Dabur India Ltd. an Indian consumer goods company, made two acquisitions, D and A Cosmetics Proprietary Ltd. and Atlanta Body & Health Products Proprietary Ltd., in South Africa. Approximately 30 percent of Dabur’s net sales coming from international markets. According to WWD, Dabur had net sales of rupee 77.70 billion, or $1.16 billion in the year ending March 31, 2017.  In 2016, Dabur bought the personal-care, hair-care and creams businesses of CTL Group.  In 2010, they acquired Hobi Kozmetik Group in Turkey for $69 million and U.S.-based Namaste Laboratories for $100 million.

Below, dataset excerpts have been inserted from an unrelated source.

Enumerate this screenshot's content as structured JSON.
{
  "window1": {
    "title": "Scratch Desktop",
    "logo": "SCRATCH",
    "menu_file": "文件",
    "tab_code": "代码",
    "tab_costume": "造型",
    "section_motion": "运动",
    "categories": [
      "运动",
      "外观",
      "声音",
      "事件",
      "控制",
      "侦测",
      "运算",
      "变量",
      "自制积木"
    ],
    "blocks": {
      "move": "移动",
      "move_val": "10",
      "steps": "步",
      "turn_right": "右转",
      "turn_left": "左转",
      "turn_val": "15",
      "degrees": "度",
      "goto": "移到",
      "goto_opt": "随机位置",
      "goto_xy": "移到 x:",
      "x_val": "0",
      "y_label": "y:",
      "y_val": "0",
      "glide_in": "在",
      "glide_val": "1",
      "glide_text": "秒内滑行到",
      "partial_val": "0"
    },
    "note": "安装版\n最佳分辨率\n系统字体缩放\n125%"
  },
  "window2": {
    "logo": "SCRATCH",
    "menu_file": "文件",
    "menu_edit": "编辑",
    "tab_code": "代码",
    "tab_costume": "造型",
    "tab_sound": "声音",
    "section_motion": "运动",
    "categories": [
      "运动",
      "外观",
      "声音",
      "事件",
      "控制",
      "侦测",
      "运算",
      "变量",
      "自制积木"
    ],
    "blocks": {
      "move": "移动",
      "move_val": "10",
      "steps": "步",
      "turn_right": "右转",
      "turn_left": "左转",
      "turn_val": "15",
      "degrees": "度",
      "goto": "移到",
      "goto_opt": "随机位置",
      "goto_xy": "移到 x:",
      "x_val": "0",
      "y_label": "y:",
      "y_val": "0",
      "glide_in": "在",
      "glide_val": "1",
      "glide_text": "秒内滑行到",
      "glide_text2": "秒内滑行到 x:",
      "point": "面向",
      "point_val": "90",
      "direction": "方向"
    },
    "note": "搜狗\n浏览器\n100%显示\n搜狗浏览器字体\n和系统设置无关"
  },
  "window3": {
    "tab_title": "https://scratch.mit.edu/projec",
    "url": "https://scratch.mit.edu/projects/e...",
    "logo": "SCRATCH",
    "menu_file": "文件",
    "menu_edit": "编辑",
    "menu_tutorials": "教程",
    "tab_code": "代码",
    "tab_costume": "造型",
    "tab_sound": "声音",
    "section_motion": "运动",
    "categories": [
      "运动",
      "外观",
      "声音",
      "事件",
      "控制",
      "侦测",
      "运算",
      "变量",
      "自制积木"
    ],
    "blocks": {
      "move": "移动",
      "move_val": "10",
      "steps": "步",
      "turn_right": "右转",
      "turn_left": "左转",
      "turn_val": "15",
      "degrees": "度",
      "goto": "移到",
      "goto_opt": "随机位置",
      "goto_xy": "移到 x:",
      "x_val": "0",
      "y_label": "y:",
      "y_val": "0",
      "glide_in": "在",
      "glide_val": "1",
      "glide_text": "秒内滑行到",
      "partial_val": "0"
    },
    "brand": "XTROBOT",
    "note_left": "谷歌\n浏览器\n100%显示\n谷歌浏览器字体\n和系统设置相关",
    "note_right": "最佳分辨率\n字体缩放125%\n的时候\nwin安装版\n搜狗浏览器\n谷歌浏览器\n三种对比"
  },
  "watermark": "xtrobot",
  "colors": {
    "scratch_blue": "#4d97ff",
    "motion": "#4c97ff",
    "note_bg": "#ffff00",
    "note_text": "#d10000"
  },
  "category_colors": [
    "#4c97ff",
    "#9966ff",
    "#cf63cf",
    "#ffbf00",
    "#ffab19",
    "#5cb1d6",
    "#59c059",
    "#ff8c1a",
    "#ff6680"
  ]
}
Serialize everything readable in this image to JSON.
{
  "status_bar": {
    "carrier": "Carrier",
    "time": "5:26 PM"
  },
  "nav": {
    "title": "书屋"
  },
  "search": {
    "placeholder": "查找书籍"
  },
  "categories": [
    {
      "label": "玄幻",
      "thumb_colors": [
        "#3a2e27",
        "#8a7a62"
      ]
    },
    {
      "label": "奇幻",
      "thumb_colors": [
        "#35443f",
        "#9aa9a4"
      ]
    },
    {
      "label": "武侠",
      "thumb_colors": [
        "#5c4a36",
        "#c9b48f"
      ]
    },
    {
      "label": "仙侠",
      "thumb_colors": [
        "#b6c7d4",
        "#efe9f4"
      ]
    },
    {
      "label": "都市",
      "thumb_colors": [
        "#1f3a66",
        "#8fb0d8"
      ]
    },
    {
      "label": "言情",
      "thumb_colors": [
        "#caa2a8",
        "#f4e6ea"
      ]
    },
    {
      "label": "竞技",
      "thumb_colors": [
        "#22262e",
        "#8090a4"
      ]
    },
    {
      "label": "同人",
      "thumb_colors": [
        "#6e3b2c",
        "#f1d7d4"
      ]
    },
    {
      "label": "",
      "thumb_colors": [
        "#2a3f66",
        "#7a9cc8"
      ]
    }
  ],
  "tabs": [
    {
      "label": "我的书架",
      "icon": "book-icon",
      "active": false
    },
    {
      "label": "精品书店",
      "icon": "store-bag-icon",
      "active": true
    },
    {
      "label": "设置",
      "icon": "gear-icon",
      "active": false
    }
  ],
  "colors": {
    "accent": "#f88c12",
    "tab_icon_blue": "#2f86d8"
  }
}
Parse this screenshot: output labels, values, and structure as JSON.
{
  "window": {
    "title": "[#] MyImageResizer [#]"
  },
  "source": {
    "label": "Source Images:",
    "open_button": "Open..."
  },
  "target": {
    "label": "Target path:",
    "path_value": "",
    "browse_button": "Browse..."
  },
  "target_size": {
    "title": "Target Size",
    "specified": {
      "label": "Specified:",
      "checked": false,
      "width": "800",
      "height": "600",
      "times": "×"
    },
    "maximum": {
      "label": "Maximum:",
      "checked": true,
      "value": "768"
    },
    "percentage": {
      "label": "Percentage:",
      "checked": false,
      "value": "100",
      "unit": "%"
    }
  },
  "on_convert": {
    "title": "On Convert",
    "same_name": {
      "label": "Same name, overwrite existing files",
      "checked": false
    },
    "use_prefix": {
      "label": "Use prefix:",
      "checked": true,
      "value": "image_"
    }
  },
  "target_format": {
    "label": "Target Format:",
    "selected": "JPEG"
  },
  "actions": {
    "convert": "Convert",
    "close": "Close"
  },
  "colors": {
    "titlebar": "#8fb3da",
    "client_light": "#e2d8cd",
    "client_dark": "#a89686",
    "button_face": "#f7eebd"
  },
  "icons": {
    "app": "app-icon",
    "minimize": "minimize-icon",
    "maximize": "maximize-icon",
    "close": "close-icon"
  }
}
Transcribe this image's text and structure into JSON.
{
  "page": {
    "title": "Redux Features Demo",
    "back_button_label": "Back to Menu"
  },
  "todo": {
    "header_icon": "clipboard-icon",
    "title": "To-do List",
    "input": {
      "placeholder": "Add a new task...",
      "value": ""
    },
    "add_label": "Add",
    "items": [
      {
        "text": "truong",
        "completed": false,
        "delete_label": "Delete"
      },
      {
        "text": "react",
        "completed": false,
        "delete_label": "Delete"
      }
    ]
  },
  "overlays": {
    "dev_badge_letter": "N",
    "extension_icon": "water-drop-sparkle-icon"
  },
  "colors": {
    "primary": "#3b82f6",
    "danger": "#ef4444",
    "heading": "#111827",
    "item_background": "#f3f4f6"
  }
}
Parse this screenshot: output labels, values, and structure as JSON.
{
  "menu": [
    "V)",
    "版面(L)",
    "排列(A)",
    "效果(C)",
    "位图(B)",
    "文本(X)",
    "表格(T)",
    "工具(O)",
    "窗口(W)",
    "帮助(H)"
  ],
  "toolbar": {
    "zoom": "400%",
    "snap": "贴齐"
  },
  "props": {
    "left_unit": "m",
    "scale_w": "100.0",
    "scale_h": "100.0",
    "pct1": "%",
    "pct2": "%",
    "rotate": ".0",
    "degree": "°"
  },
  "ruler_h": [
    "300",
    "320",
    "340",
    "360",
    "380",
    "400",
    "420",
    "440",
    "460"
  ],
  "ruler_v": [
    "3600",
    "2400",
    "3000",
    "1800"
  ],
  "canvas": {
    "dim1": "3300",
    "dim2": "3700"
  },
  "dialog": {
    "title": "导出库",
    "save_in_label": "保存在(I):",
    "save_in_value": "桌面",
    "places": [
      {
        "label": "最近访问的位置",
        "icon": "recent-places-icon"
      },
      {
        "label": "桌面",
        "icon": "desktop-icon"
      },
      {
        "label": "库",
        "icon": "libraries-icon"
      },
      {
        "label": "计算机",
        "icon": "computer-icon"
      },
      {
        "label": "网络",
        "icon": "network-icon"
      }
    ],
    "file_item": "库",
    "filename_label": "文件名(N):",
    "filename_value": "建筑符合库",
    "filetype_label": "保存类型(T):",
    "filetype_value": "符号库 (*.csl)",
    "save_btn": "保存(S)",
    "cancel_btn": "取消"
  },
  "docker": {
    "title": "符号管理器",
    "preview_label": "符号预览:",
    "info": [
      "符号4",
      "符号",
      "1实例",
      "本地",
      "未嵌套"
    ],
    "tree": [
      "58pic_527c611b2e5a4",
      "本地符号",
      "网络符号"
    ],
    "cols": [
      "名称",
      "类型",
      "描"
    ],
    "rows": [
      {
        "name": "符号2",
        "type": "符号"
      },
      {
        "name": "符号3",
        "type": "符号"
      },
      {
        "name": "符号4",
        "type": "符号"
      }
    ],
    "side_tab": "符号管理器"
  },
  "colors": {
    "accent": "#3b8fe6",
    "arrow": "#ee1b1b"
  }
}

Coloredge, the largest provider of visual marketing solutions for upscale brands and retailers acquired Color By Number, a New York-based supplier of package prototyping and design services.

Northwest Cosmetic Laboratories, a portfolio company of Clearview Capital, LLC, has completed the acquisition of Dream Team Beaute of Sun Valley, CA. NCL is a formulator and manufacturer of innovative skin care and color cosmetic products for prestige beauty brands. Dream Team is a cutting-edge color cosmetics innovation house since its launch in 2013.

Safic-Alcan Poland, distributor of specialty chemicals and subsidiary of the Safic-Alcan Group, has acquired Cosmetics Partner, a Poland-based distributor of natural ingredients, including actives, extracts, vegetable oils, butters, essential oils, scrubs and dyes.